"What amount of Barium hydroxide is needed to neutralize 500 kg of 18 molar Sulphuric acid?"
To determine the amount of Barium hydroxide needed to neutralize 500 kg of 18 molar Sulphuric acid, you will need to follow these steps:
Step 1: Determine the number of moles of Sulphuric acid present in 500 kg. To do this, we need to use the formula:
Moles = Mass / Molar mass
The molar mass of Sulphuric acid (H2SO4) is:
2(1.01 g/mol for hydrogen) + 32.07 g/mol (for sulfur) + 4(16.00 g/mol for oxygen) = 98.09 g/mol
Converting the mass from kilograms to grams:
Mass = 500 kg * 1000 g/kg = 500,000 g
Calculating the number of moles:
Moles = 500,000 g / 98.09 g/mol = 5096.4 mol
Step 2: Determine the stoichiometric ratio between Sulphuric acid (H2SO4) and Barium hydroxide (Ba(OH)2) by examining their balanced chemical equation:
H2SO4 + 2Ba(OH)2 -> BaSO4 + 2H2O
From the equation, we can see that 1 mole of Sulphuric acid reacts with 2 moles of Barium hydroxide.
Step 3: Calculate the amount of Barium hydroxide needed. Since the stoichiometric ratio is 1:2 (Sulphuric acid:Barium hydroxide), you need double the number of moles of Sulphuric acid.

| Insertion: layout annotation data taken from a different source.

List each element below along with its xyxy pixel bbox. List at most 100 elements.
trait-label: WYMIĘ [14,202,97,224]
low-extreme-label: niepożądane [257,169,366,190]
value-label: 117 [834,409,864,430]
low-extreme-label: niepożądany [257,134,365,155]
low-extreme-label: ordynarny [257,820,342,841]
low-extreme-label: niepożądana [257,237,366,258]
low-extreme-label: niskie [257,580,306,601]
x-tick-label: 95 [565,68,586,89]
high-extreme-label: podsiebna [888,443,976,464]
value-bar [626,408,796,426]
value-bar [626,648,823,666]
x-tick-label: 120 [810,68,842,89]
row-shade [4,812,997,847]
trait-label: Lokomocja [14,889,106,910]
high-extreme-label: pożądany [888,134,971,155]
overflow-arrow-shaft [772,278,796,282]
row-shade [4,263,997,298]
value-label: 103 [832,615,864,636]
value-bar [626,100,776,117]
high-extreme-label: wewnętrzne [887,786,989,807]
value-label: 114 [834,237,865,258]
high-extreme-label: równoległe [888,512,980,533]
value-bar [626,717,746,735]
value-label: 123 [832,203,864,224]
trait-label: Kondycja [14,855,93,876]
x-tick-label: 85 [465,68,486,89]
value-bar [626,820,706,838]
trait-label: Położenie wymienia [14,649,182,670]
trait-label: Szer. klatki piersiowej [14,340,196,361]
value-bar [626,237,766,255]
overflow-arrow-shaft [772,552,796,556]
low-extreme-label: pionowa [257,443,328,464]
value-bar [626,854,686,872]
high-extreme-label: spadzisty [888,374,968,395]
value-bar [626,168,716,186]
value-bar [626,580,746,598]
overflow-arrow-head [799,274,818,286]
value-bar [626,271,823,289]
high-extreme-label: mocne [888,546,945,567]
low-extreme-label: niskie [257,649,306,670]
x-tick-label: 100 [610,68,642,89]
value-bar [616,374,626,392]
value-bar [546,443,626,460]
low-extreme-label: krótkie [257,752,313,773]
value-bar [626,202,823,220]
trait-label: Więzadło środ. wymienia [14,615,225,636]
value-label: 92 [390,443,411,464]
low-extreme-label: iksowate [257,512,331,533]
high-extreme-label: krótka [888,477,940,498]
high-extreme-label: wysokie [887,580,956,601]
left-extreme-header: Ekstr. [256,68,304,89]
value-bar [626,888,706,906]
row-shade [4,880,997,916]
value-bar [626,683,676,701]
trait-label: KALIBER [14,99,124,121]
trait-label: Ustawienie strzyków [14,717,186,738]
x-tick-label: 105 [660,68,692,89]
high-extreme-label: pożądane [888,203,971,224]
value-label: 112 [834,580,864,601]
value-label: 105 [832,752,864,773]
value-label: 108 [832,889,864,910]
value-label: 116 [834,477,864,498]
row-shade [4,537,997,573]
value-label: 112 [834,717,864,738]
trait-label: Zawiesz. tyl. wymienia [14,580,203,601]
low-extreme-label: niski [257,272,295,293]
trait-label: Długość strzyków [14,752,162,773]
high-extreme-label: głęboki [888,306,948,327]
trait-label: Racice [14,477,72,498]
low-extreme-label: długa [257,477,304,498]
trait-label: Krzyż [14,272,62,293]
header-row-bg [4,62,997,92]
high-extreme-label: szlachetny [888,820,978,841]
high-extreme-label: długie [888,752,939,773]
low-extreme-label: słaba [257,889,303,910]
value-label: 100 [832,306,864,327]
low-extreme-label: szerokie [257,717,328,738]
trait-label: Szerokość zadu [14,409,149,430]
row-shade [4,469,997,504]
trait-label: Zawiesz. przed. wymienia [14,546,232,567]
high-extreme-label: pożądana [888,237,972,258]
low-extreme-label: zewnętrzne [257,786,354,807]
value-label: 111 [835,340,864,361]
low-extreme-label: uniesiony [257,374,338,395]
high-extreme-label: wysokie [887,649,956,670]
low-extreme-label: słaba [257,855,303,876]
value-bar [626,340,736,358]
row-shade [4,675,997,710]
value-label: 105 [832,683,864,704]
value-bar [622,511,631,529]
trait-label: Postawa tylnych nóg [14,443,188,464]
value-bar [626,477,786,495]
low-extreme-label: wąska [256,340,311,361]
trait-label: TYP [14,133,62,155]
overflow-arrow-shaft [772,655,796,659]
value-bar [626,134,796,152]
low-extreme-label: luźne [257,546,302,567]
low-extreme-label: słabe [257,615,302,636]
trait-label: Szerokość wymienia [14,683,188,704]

Number of moles of Barium hydroxide = 2 * Moles of Sulphuric acid = 2 * 5096.4 mol = 10192.8 mol
Step 4: Convert the number of moles to the amount of Barium hydroxide in grams. First, determine the molar mass of Barium hydroxide (Ba(OH)2):
(1.01 g/mol for hydrogen) + 16.00 g/mol (for oxygen) + 137.33 g/mol (for barium) = 171.33 g/mol
Calculating the mass:
Mass = Moles * Molar mass = 10192.8 mol * 171.33 g/mol = 1748.5 kg
Therefore, approximately 1748.5 kg of Barium hydroxide is needed to neutralize 500 kg of 18 molar Sulphuric acid.